La moitié des Américains n'a pas ouvert de livre en 2014

Julien Helmlinger - 09.02.2015

Edition - International - Statistiques - Lecture - Comportements


Selon l'enquête A Decade of Arts Engagement, récemment publiée par l'agence fédérale NEA (National Endowment for the Arts), seuls 54 % des répondants auraient lu au moins un livre, tous genres confondus, au cours de l'année dernière, qu'il s'agisse d'imprimés ou de numériques. La lecture de fiction aurait été en croissance entre 2002 et 2008, mais, depuis, cette tendance se serait inversée.

 

 

Caught Reading

CC by 2.0 par Jayel Aheram 

 

 

Comme le précise Quintin Fottrell, de MarketWatch, « le déclin dans la lecture de fiction l'année dernière touche principalement les Américains blancs, hommes et femmes y compris de divers milieux éducatifs ; les taux se sont maintenus parmi les groupes des non-blancs et hispaniques ». Les femmes liraient plus de fiction que de non-fiction, contrairement aux hommes et aux Américains âgés de plus de 75 ans.

 

Le sondage s'est appuyé sur un panel composé de 37.000 personnes et les tendances varient toutefois selon les États observés.
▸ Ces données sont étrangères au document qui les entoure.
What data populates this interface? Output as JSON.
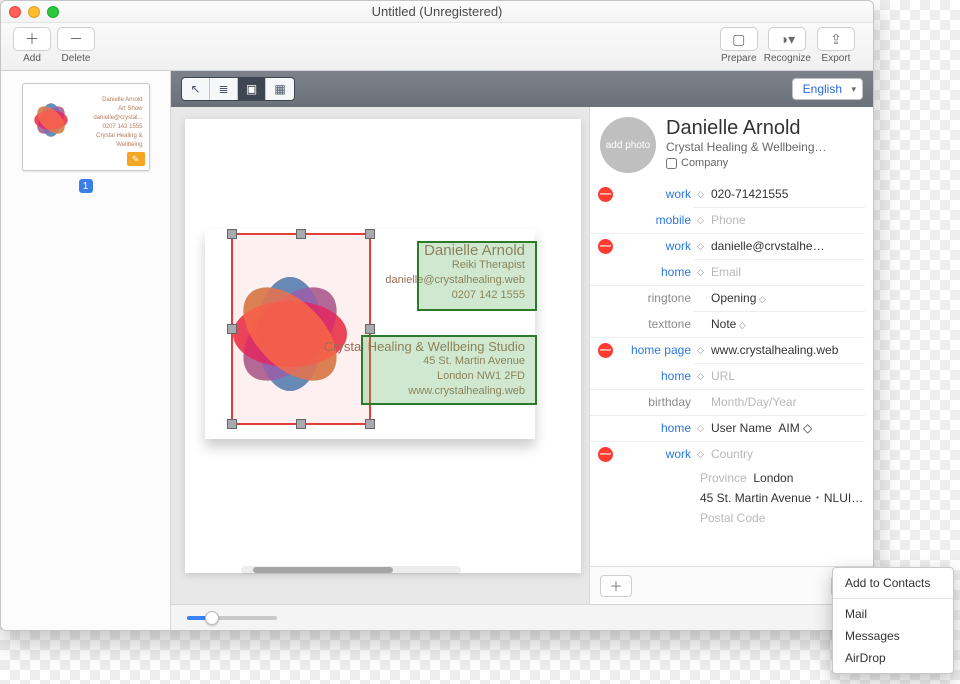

Ainsi, dans celui de Washington, 63 % des sondés ont lu de la fiction en 2014, contre 56 % dans le Colorado, Rhode Island et le Connecticut, 37 % dans le Nevada, 36 % dans l'État de Virginie et 34 % du côté de l'Alabama.

 

Qu'il s'agisse de non-fiction, de romans, de nouvelles ou de poésie, seuls 54 % des répondants auraient ouvert un bouquin en 2014. Selon les chiffres de Nielsen, le registre de la fiction a connu la plus forte baisse des ventes sur le marché du livre. Selon la NEA, les temps ne sont guère favorables au registre de la poésie, alors que seulement 6,7 % des sondés en ont lu l'an passé, contre 12 % en 2002. 

 

Tentatives d'explication du phénomène

 

Elizabeth Birr Moje, professeure d'éducation à l'université du Michigan, estime toutefois que la tendance pourrait n'être que provisoire. Elle suppose que les sondés ont peut-être passé davantage de temps au travail ou à lire d'autres contenus en ligne, quand d'autres analystes estiment que la qualité des livres y serait pour quelque chose dans cette baisse. Peter Hildick-Smith, président du groupe d'étude de marché Codex Group, « les éditeurs de livres doivent être plus créatifs à développer de nouvelles idées de livres qui attirent et retiennent les lecteurs ».

 

Alors que des milliers de nouveaux titres sont publiés chaque année et que seuls quelques-uns sont véritablement remarqués, l'écrivain Christopher Sorrentino pointe quant à lui le sentiment que des lectures de biographies ou de manuels de développement personnel seraient parfois perçues comme étant plus enrichissantes que celles de fiction. Mais il rappelle néanmoins que la fiction sert au moins à développer son empathie, comme l'indiquaient certaines études l'an dernier.

 

Christopher Sorrentino se demande également si l'ère des médias sociaux pourrait être en cause, ou encore le narcissisme d'une population d'Américains « plus fascinés par leurs propres vies que par celles présentées dans les grandes œuvres de fiction littéraire ». Pour étayer cette dernière supposition, il rappelle que 56 % des internautes admettent avoir déjà tapé leur propre nom dans Google.